Barrel-chested, walrus-mustached K.I. Singh, 54, onetime Indian army clerk and practicing homeopathic physician, earned the sobriquet "Robin Hood of the Himalayas" when he began parceling out land to peasant farmers during a nationwide revolt against the autocratic Rana dynasty in 1950. Worried by Singh's deeds of derring-do as head of a band of ragged Nepalese army irregulars, nervous Indian army "observers" stationed in Nepal clapped him into jail. He escaped the Indians, but was picked up again. One night in 1952 Singh broke jail and led a coup that captured the capital's airfield, treasury and arsenal. The then King of the day, fearful of the Indians, would not let Singh form a government. With 32 followers (five of whom died en route), Singh groped his way through blinding snowstorms into Tibet, then headed for Peking.
Six-Shooters. Communist China rolled out the Red carpet for Singh, called him the "potential leader of Free Nepal." But suddenly he was dropped by the Communists (a casualty in Chou En-lai's new policy of coexistence with India), and at the Bandung Conference Chou En-lai agreed to return Singh and his followers to Nepal. Singh arrived in Katmandu to the sound of brass bands and cheering thousands, found that corruption and inefficiency in local government had enhanced the memory of him as a Robin Hood. To stimulate the legend of his past military feats, he took to swaggering about town wearing a pair of six-shooters and cradling a 12-gauge shotgun in his arm.
Vehemently denying that he was a Red Chinese agent, Singh was careful not to criticize the Chinese Communists ("After all, I was their guest"), talked, instead, of making Nepal the "Switzerland of the Far East," i.e., neutral. He saw that there was no future in Nepalese politics without Indian backing, began insisting that India was Nepal's "best friend," and asked the Nepalese to be "more grateful" for Indian economic aid. He was invited to New Delhi and had a chat with Nehru. Nehru laconically concluded: "Not a Communist--just a freebooter."
New Rupees. Barefooted, still toting his guns as "protection against the lawlessness the central government cannot control," Singh stumped the peasant country, leaving a trail of crisp new Indian rupee notes behind him. Where did the money come from? Some said Red China, others said New Delhi, others said from King Mahendra. No one was quite sure where Singh's loyalty lay, but his popularity could not be denied.

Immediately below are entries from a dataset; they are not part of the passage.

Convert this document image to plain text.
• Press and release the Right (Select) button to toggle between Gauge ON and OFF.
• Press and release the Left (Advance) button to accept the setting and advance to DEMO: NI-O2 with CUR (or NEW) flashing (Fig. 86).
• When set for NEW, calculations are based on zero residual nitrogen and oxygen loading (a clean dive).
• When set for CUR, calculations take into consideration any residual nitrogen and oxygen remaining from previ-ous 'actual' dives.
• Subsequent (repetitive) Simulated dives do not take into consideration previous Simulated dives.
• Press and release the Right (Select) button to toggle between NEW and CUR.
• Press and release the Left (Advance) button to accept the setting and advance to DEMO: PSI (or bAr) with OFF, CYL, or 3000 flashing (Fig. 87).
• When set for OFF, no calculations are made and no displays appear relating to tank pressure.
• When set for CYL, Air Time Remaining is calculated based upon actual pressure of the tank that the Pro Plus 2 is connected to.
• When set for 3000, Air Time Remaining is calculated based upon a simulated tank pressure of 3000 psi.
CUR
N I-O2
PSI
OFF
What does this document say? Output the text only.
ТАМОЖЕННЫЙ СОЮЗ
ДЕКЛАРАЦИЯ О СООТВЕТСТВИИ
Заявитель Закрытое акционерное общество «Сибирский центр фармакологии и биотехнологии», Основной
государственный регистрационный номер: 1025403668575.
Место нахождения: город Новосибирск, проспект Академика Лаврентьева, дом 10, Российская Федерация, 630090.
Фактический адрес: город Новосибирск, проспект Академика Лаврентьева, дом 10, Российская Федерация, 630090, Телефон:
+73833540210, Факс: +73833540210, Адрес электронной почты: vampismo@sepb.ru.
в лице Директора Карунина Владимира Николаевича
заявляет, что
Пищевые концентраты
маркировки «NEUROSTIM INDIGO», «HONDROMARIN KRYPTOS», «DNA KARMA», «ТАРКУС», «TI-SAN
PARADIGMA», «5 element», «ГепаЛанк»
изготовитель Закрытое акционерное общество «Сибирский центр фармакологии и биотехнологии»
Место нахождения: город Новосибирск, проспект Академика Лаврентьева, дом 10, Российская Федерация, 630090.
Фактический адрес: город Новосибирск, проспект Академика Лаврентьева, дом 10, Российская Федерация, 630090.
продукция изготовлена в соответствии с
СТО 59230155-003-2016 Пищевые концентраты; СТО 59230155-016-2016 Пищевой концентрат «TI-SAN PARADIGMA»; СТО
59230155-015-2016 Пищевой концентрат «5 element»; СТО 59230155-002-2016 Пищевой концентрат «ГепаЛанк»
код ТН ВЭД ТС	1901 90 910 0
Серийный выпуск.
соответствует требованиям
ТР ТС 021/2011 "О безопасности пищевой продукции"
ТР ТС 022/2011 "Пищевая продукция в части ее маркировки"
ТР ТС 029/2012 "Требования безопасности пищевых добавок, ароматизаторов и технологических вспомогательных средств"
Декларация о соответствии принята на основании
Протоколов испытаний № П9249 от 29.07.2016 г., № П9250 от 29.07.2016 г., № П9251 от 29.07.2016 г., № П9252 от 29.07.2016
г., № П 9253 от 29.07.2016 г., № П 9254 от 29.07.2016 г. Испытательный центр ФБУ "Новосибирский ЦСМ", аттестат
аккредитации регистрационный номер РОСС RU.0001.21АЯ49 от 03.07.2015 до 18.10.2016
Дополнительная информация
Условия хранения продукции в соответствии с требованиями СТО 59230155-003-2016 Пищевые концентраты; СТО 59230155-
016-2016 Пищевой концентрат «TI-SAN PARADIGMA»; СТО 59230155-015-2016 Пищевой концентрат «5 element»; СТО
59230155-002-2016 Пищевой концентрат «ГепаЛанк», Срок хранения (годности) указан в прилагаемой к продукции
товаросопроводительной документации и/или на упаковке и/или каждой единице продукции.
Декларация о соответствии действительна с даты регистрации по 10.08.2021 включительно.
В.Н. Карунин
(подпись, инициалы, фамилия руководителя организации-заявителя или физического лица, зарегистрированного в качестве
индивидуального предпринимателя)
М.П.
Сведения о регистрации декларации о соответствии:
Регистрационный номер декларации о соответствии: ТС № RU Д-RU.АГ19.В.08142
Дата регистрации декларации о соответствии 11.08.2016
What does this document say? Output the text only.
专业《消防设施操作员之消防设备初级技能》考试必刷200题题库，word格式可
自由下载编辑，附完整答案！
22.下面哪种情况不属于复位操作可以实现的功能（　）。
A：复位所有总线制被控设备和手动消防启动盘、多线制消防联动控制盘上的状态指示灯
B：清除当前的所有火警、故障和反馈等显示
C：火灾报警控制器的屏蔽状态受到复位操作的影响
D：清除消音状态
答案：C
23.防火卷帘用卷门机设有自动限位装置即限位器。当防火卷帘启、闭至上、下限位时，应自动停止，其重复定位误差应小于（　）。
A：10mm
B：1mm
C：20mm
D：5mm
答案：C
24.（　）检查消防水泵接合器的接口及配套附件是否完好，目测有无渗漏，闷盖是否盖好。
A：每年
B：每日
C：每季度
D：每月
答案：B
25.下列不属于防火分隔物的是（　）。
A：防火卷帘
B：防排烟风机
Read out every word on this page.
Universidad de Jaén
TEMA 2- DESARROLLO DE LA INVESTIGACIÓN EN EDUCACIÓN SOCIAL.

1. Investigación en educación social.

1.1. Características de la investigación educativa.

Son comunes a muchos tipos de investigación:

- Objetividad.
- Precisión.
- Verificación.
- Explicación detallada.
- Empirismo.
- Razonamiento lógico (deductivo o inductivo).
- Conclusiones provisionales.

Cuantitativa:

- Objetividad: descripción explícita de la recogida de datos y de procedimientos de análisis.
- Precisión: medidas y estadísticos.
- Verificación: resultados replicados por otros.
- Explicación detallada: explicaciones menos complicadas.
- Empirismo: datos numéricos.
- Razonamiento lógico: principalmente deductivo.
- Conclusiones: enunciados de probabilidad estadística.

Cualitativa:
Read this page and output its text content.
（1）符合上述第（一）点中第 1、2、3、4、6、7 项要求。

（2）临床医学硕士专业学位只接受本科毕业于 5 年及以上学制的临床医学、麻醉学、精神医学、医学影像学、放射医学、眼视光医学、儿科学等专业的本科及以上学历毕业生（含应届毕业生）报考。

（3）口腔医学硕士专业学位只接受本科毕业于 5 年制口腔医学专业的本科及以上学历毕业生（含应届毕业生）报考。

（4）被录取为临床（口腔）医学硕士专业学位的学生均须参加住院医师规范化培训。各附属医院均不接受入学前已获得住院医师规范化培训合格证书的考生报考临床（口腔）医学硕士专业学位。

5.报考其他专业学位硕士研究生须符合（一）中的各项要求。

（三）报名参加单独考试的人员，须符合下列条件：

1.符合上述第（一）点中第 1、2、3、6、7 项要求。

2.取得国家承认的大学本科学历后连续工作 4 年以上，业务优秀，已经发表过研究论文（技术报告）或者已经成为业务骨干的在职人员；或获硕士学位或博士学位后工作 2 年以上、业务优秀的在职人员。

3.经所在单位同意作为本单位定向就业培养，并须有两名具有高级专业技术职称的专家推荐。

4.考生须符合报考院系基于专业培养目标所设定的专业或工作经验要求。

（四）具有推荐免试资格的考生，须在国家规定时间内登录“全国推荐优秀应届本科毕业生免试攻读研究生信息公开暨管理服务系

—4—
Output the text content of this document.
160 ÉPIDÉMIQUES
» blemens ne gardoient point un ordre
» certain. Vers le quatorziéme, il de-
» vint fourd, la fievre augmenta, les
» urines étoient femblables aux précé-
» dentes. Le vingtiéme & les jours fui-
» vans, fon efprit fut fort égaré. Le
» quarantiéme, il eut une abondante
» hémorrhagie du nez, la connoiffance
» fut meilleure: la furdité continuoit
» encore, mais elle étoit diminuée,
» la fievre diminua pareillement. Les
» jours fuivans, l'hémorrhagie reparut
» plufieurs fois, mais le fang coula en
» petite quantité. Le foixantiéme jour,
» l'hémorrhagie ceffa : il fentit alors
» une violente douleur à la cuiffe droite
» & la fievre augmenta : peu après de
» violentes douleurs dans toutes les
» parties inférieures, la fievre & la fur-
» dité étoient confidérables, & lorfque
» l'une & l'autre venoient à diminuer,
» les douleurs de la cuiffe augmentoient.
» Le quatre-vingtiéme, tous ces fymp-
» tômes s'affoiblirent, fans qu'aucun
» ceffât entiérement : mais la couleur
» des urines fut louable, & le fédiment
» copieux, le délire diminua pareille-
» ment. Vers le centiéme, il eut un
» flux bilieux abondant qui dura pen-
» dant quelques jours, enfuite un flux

Watching the tight, close-lipped organization of the 27 men who had followed Singh into China and out again, some observers were sure that there were certainly Communists among them, and that Singh, newfound friend of India and the Nepal royal family, may be playing a deadly, long-range game for Red China.
None of the regular Nepal parties would have anything to do with him, but new Prime Minister Singh last week put together a Cabinet of Singh's men and the King's men, and announced that the country's first elections would be held "when the moon is full in October."